We can, and must, do better.
Reducing rates of tobacco usage by taxing cigarettes at a higher level is a good place to start.
Herald-Dispatch, Huntington, West Virginia on smoking restrictions:
West Virginia has one of the most unhealthy populations in the United States, and the state's relatively high smoking rate plays no small role in that.
About 4,000 West Virginians typically die each year from diseases related to tobacco, and smoking contributes a host of other health problems that affect tens of thousands of others - both smokers and non-smokers, and even children and newborns.
So easing restrictions on smoking in public buildings around the state does not make much sense from a health standpoint. But the proponents of the bill that passed the state Senate last week are framing the changes as more of a pro-business and personal freedom action.
The bill would exempt veterans' organizations from indoor smoking bans - which have been passed on the county level - and allow race tracks, casinos, "adult-only" facilities such as bars and fraternal orders to apply for an exemption.

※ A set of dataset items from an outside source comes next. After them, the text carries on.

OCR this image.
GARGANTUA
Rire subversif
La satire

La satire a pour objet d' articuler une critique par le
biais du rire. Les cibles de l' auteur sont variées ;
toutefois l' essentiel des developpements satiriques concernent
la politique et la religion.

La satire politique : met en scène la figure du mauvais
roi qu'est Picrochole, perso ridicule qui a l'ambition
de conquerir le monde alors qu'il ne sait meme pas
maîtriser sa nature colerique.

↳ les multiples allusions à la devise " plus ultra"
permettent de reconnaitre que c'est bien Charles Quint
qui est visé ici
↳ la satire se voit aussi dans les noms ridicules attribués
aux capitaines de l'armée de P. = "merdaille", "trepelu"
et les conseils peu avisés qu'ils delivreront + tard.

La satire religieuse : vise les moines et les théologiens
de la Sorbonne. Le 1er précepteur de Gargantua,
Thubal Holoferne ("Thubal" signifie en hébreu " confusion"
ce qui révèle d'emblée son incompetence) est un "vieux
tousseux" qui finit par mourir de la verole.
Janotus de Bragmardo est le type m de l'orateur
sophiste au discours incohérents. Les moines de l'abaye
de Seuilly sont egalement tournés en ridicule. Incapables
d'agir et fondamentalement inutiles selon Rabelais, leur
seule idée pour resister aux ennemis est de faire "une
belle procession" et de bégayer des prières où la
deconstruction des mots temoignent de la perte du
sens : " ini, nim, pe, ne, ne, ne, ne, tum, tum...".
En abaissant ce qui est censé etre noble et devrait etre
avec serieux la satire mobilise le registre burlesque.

At least some of the support for the exemptions is coming from the gaming community, including the Mountaineer Casino Racetrack & Resort located in Hancock County, which is facing a county ban on indoor smoking in all public places that is scheduled to take effect July 1.
A number of studies have found that smoking bans do not hurt business at gambling facilities and bars, and there has been no evidence that Cabell County's 2004 ban has hurt business. But some in the hospitality industry still worry that it might.
Meanwhile, casinos across the country operate under a wide range of restrictions from 100 percent smoke-free buildings to operations with smoke-free areas to riverboat casinos with no restrictions.
However, there are bigger "business" issues here. The annual health care costs related to smoking in West Virginia top $1 billion. The state also loses another $1.2 billion in productivity because of smoking, according to the Campaign for Tobacco Free Kids. High smoking rates and the resulting poor health impair our workforce and make it less attractive for business investment.
Viewing public smoking policy only from its impact on gambling and alcohol sales seems more than a little shortsighted.
This bill would be a step backward for West Virginia on a key health issue and do little for economic development.